Like gold, silver is seen as a safe-haven investment but the metal is also used in the production of consumer electronics goods as well as in the industrial sector, such as solar panels. Spot silver gained 2.96% to $17.94 per ounce.
The moves came after Saudi Arabia on Saturday shut down half its oil production after a series of strikes hit the world’s largest oil processing facility. The attack was claimed by Yemen’s Houthi rebels and the Trump administration has blamed Iran.
That closure is set to affect almost 5.7 million barrels of crude production a day, according to Saudi Aramco. That’s about 5% of the world’s daily oil production. In August, Saudi Arabia produced 9.85 million barrels per day, according to the data from the U.S. Energy Information Administration.
The Kingdom’s energy minister said the attacks also led to a halt in gas production, which is set to reduce the supply of ethane and natural gas liquids by 50%.
U.S. crude and Brent prices jumped more than 9% each Monday morning during Asian hours.
The attack raised tensions in the Middle East after the United States blamed Tehran for the strikes, and called it an “unprecedented attack on world’s energy supply.” For his part, U.S. President Donald Trump said the U.S. is “locked and loaded,” but his administration is waiting on Riyadh to determine who launched the strikes before proceeding on a course of action. Iran has dismissed those allegations as “meaningless.”

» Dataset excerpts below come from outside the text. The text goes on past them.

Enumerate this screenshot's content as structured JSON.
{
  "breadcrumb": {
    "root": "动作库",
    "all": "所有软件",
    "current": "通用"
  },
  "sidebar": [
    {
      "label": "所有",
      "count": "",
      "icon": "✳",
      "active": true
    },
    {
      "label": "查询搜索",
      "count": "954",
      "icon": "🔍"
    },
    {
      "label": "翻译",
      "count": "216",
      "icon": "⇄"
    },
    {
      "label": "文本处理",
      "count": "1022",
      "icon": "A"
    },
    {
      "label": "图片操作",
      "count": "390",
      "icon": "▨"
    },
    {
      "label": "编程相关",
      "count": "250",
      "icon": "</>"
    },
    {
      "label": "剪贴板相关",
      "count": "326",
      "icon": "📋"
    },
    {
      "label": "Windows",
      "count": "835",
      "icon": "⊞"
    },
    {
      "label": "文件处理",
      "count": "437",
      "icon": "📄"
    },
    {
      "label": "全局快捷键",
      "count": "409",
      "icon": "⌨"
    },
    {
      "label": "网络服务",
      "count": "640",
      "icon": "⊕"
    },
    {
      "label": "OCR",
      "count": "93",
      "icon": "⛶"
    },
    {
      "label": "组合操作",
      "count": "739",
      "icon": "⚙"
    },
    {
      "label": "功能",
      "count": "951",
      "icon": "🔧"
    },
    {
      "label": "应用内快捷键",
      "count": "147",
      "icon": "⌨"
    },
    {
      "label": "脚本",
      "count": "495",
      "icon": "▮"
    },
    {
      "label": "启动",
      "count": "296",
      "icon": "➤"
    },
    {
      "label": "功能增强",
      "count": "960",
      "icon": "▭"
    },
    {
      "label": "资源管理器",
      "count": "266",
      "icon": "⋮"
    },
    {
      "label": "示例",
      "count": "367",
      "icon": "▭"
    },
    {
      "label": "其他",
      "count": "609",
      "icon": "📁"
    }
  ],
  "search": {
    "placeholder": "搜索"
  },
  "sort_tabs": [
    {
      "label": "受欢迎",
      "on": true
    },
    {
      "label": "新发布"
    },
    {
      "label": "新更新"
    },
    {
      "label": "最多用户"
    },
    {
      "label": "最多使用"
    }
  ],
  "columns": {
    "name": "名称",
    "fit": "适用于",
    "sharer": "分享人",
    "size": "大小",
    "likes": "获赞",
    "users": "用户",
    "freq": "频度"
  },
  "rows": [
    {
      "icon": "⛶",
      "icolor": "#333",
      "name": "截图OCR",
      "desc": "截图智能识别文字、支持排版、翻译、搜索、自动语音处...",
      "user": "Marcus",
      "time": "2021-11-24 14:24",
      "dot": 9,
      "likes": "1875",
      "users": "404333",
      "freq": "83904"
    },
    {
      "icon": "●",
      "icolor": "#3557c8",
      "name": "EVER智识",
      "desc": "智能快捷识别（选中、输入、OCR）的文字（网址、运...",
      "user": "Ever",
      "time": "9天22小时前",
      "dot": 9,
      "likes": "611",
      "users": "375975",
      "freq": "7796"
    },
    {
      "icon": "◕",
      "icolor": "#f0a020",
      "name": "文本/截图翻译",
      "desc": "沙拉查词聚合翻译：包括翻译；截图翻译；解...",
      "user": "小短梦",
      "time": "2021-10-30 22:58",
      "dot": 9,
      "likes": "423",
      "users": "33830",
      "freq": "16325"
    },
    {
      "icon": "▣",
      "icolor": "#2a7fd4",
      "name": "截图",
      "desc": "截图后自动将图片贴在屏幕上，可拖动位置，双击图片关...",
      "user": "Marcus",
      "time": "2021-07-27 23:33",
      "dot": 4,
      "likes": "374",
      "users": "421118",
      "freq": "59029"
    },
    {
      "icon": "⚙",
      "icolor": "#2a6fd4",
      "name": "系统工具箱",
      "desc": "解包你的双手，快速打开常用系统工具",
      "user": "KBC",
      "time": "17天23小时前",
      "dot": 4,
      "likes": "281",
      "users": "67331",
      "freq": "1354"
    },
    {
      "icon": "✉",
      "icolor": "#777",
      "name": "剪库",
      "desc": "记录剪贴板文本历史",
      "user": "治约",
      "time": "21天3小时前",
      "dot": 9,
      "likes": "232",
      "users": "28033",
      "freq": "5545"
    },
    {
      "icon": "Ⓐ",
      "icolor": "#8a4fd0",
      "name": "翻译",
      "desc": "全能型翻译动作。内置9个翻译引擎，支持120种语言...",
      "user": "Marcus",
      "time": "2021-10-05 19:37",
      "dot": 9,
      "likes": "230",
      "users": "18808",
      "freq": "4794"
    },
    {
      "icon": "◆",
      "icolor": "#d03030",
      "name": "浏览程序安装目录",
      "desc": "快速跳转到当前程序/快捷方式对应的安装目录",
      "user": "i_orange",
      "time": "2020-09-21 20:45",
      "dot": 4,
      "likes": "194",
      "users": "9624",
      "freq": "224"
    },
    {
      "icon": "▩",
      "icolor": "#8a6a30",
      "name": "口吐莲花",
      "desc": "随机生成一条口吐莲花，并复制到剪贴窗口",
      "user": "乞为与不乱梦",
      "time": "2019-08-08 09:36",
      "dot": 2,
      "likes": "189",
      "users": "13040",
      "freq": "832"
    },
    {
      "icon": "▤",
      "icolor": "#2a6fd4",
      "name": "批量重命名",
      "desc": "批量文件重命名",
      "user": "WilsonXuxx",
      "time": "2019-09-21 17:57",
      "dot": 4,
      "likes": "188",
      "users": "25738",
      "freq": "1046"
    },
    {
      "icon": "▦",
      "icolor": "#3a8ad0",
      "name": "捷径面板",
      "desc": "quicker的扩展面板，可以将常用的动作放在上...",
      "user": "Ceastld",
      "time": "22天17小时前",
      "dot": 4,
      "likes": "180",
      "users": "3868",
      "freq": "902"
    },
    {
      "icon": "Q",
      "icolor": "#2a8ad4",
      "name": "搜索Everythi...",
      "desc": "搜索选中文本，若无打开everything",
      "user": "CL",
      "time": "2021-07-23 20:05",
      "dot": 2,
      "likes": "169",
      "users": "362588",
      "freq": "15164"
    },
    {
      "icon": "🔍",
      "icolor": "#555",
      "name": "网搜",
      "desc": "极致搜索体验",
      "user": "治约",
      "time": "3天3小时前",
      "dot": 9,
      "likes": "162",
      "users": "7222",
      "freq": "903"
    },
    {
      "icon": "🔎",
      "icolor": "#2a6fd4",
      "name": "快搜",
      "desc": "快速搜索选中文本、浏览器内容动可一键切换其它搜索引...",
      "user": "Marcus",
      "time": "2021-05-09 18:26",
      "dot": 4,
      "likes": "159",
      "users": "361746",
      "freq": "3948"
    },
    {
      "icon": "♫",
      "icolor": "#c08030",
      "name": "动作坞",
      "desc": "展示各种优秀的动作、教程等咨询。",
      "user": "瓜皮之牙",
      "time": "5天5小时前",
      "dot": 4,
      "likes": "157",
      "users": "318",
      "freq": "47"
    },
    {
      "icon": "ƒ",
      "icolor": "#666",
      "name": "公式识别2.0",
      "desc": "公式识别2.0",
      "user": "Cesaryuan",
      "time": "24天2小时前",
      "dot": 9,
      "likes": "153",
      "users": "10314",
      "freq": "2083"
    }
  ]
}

Elsewhere, the U.S. Federal Open Market Committee is set to meet on Tuesday and Wednesday and markets expect the central bank to cut interest rates by a quarter point.
Global growth outlook remains subdued amid the ongoing trade war between the U.S. and China, which could potentially sustain demand for safe-haven assets. Chinese Premier Li Keqiang said in a recent interview that it is “very difficult” for the world’s second-largest economy to maintain a growth rate at 6% or more.